Click it twice, though, and guess what. No really, come on. Take a wild guess. That’s right, it closes the program. Brilliant! That’s really taking the novice into consideration. If there’s one thing I know about novice computer users, it’s that they don’t understand the difference between a single click and a double click. In fact, it seems the human brain must be hardwired to intuitively grasp that any quick poking motion with a finger should be done twice in rapid succession, and it’s only through years of experience with a computer that the tech savvy among us have trained ourselves out of this habit. Why else would so many websites (the first realm in computing that so boldly ventured into the netherworld of the single mouse click) have to plaster their pages with warnings not to click “Submit” buttons twice, lest should send you a duplicate copy of The Birds in My Life. (For the record, I found that particular item by going to Amazon and typing “stuff old clueless people like” into the search box.)

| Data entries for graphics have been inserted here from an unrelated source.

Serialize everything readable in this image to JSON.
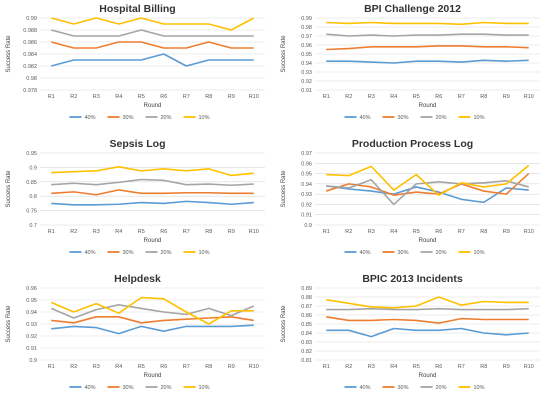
{
  "colors": {
    "40%": "#5b9bd5",
    "30%": "#ed7d31",
    "20%": "#a5a5a5",
    "10%": "#ffc000"
  },
  "chart_data": [
    {
      "type": "line",
      "title": "Hospital Billing",
      "xlabel": "Round",
      "ylabel": "Success Rate",
      "categories": [
        "R1",
        "R2",
        "R3",
        "R4",
        "R5",
        "R6",
        "R7",
        "R8",
        "R9",
        "R10"
      ],
      "ylim": [
        0.978,
        0.99
      ],
      "yticks": [
        0.978,
        0.98,
        0.982,
        0.984,
        0.986,
        0.988,
        0.99
      ],
      "ytick_labels": [
        "0.978",
        "0.98",
        "0.982",
        "0.984",
        "0.986",
        "0.988",
        "0.99"
      ],
      "grid": true,
      "legend": "bottom",
      "series": [
        {
          "name": "40%",
          "values": [
            0.982,
            0.983,
            0.983,
            0.983,
            0.983,
            0.984,
            0.982,
            0.983,
            0.983,
            0.983
          ]
        },
        {
          "name": "30%",
          "values": [
            0.986,
            0.985,
            0.985,
            0.986,
            0.986,
            0.985,
            0.985,
            0.986,
            0.985,
            0.985
          ]
        },
        {
          "name": "20%",
          "values": [
            0.988,
            0.987,
            0.987,
            0.987,
            0.988,
            0.987,
            0.987,
            0.987,
            0.987,
            0.987
          ]
        },
        {
          "name": "10%",
          "values": [
            0.99,
            0.989,
            0.99,
            0.989,
            0.99,
            0.989,
            0.989,
            0.989,
            0.988,
            0.99
          ]
        }
      ]
    },
    {
      "type": "line",
      "title": "BPI Challenge 2012",
      "xlabel": "Round",
      "ylabel": "Success Rate",
      "categories": [
        "R1",
        "R2",
        "R3",
        "R4",
        "R5",
        "R6",
        "R7",
        "R8",
        "R9",
        "R10"
      ],
      "ylim": [
        0.91,
        0.99
      ],
      "yticks": [
        0.91,
        0.92,
        0.93,
        0.94,
        0.95,
        0.96,
        0.97,
        0.98,
        0.99
      ],
      "ytick_labels": [
        "0.91",
        "0.92",
        "0.93",
        "0.94",
        "0.95",
        "0.96",
        "0.97",
        "0.98",
        "0.99"
      ],
      "grid": true,
      "legend": "bottom",
      "series": [
        {
          "name": "40%",
          "values": [
            0.942,
            0.942,
            0.941,
            0.94,
            0.942,
            0.942,
            0.941,
            0.943,
            0.942,
            0.943
          ]
        },
        {
          "name": "30%",
          "values": [
            0.955,
            0.956,
            0.958,
            0.958,
            0.958,
            0.959,
            0.959,
            0.958,
            0.958,
            0.957
          ]
        },
        {
          "name": "20%",
          "values": [
            0.972,
            0.97,
            0.971,
            0.97,
            0.971,
            0.971,
            0.972,
            0.972,
            0.971,
            0.971
          ]
        },
        {
          "name": "10%",
          "values": [
            0.985,
            0.984,
            0.985,
            0.984,
            0.984,
            0.984,
            0.983,
            0.985,
            0.984,
            0.984
          ]
        }
      ]
    },
    {
      "type": "line",
      "title": "Sepsis Log",
      "xlabel": "Round",
      "ylabel": "Success Rate",
      "categories": [
        "R1",
        "R2",
        "R3",
        "R4",
        "R5",
        "R6",
        "R7",
        "R8",
        "R9",
        "R10"
      ],
      "ylim": [
        0.7,
        0.95
      ],
      "yticks": [
        0.7,
        0.75,
        0.8,
        0.85,
        0.9,
        0.95
      ],
      "ytick_labels": [
        "0.7",
        "0.75",
        "0.8",
        "0.85",
        "0.9",
        "0.95"
      ],
      "grid": true,
      "legend": "bottom",
      "series": [
        {
          "name": "40%",
          "values": [
            0.775,
            0.77,
            0.77,
            0.772,
            0.778,
            0.775,
            0.782,
            0.778,
            0.772,
            0.778
          ]
        },
        {
          "name": "30%",
          "values": [
            0.81,
            0.815,
            0.805,
            0.822,
            0.81,
            0.81,
            0.812,
            0.812,
            0.81,
            0.81
          ]
        },
        {
          "name": "20%",
          "values": [
            0.84,
            0.845,
            0.84,
            0.848,
            0.858,
            0.855,
            0.84,
            0.842,
            0.838,
            0.842
          ]
        },
        {
          "name": "10%",
          "values": [
            0.882,
            0.885,
            0.888,
            0.902,
            0.888,
            0.895,
            0.888,
            0.895,
            0.872,
            0.88
          ]
        }
      ]
    },
    {
      "type": "line",
      "title": "Production Process Log",
      "xlabel": "Round",
      "ylabel": "Success Rate",
      "categories": [
        "R1",
        "R2",
        "R3",
        "R4",
        "R5",
        "R6",
        "R7",
        "R8",
        "R9",
        "R10"
      ],
      "ylim": [
        0.9,
        0.97
      ],
      "yticks": [
        0.9,
        0.91,
        0.92,
        0.93,
        0.94,
        0.95,
        0.96,
        0.97
      ],
      "ytick_labels": [
        "0.9",
        "0.91",
        "0.92",
        "0.93",
        "0.94",
        "0.95",
        "0.96",
        "0.97"
      ],
      "grid": true,
      "legend": "bottom",
      "series": [
        {
          "name": "40%",
          "values": [
            0.938,
            0.935,
            0.933,
            0.93,
            0.937,
            0.932,
            0.925,
            0.922,
            0.936,
            0.934
          ]
        },
        {
          "name": "30%",
          "values": [
            0.933,
            0.94,
            0.937,
            0.929,
            0.932,
            0.93,
            0.94,
            0.933,
            0.93,
            0.95
          ]
        },
        {
          "name": "20%",
          "values": [
            0.938,
            0.936,
            0.944,
            0.92,
            0.94,
            0.942,
            0.94,
            0.941,
            0.943,
            0.937
          ]
        },
        {
          "name": "10%",
          "values": [
            0.949,
            0.948,
            0.957,
            0.934,
            0.949,
            0.929,
            0.941,
            0.937,
            0.94,
            0.958
          ]
        }
      ]
    },
    {
      "type": "line",
      "title": "Helpdesk",
      "xlabel": "Round",
      "ylabel": "Success Rate",
      "categories": [
        "R1",
        "R2",
        "R3",
        "R4",
        "R5",
        "R6",
        "R7",
        "R8",
        "R9",
        "R10"
      ],
      "ylim": [
        0.9,
        0.96
      ],
      "yticks": [
        0.9,
        0.91,
        0.92,
        0.93,
        0.94,
        0.95,
        0.96
      ],
      "ytick_labels": [
        "0.9",
        "0.91",
        "0.92",
        "0.93",
        "0.94",
        "0.95",
        "0.96"
      ],
      "grid": true,
      "legend": "bottom",
      "series": [
        {
          "name": "40%",
          "values": [
            0.926,
            0.928,
            0.927,
            0.922,
            0.928,
            0.924,
            0.928,
            0.928,
            0.928,
            0.929
          ]
        },
        {
          "name": "30%",
          "values": [
            0.933,
            0.931,
            0.936,
            0.936,
            0.931,
            0.933,
            0.934,
            0.935,
            0.936,
            0.933
          ]
        },
        {
          "name": "20%",
          "values": [
            0.943,
            0.935,
            0.942,
            0.946,
            0.943,
            0.94,
            0.938,
            0.943,
            0.937,
            0.945
          ]
        },
        {
          "name": "10%",
          "values": [
            0.948,
            0.94,
            0.947,
            0.939,
            0.952,
            0.951,
            0.94,
            0.93,
            0.941,
            0.941
          ]
        }
      ]
    },
    {
      "type": "line",
      "title": "BPIC 2013 Incidents",
      "xlabel": "Round",
      "ylabel": "Success Rate",
      "categories": [
        "R1",
        "R2",
        "R3",
        "R4",
        "R5",
        "R6",
        "R7",
        "R8",
        "R9",
        "R10"
      ],
      "ylim": [
        0.81,
        0.89
      ],
      "yticks": [
        0.81,
        0.82,
        0.83,
        0.84,
        0.85,
        0.86,
        0.87,
        0.88,
        0.89
      ],
      "ytick_labels": [
        "0.81",
        "0.82",
        "0.83",
        "0.84",
        "0.85",
        "0.86",
        "0.87",
        "0.88",
        "0.89"
      ],
      "grid": true,
      "legend": "bottom",
      "series": [
        {
          "name": "40%",
          "values": [
            0.843,
            0.843,
            0.836,
            0.845,
            0.843,
            0.843,
            0.845,
            0.84,
            0.838,
            0.84
          ]
        },
        {
          "name": "30%",
          "values": [
            0.858,
            0.854,
            0.854,
            0.855,
            0.854,
            0.851,
            0.856,
            0.855,
            0.855,
            0.855
          ]
        },
        {
          "name": "20%",
          "values": [
            0.866,
            0.866,
            0.867,
            0.866,
            0.866,
            0.867,
            0.866,
            0.866,
            0.866,
            0.867
          ]
        },
        {
          "name": "10%",
          "values": [
            0.877,
            0.873,
            0.869,
            0.868,
            0.87,
            0.88,
            0.871,
            0.875,
            0.874,
            0.874
          ]
        }
      ]
    }
  ]
}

Now where was I? Oh yeah… my desktop. Because that’s what I’m looking at now that I accidentally double-clicked the mercury Spree. I assume that button is intended to be the Office counterpart to the new Start menu icon in Windows Vista. I have yet to use Windows Vista, or even to encounter a computer that has it installed. Nor have I yet talked to anyone who’s actually purchased it or a computer that came with it, but I’d guess that’s mainly because I don’t know anyone like this guy:

A typical Windows Vista user

Yes, that guy was in a picture on this page. I went to Microsoft’s website, looking for information about Windows Vista, and the first human face I encountered was that of Andy Samberg‘s stoner (or would it be “stoner-er”?) little brother.

OK, well… I don’t really know how to wrap this up. It’s almost 2 AM and I’m spent. I might go weeks minutes before I can find anything more to criticize about Microsoft. But don’t worry, when I do, you’ll be the first to know.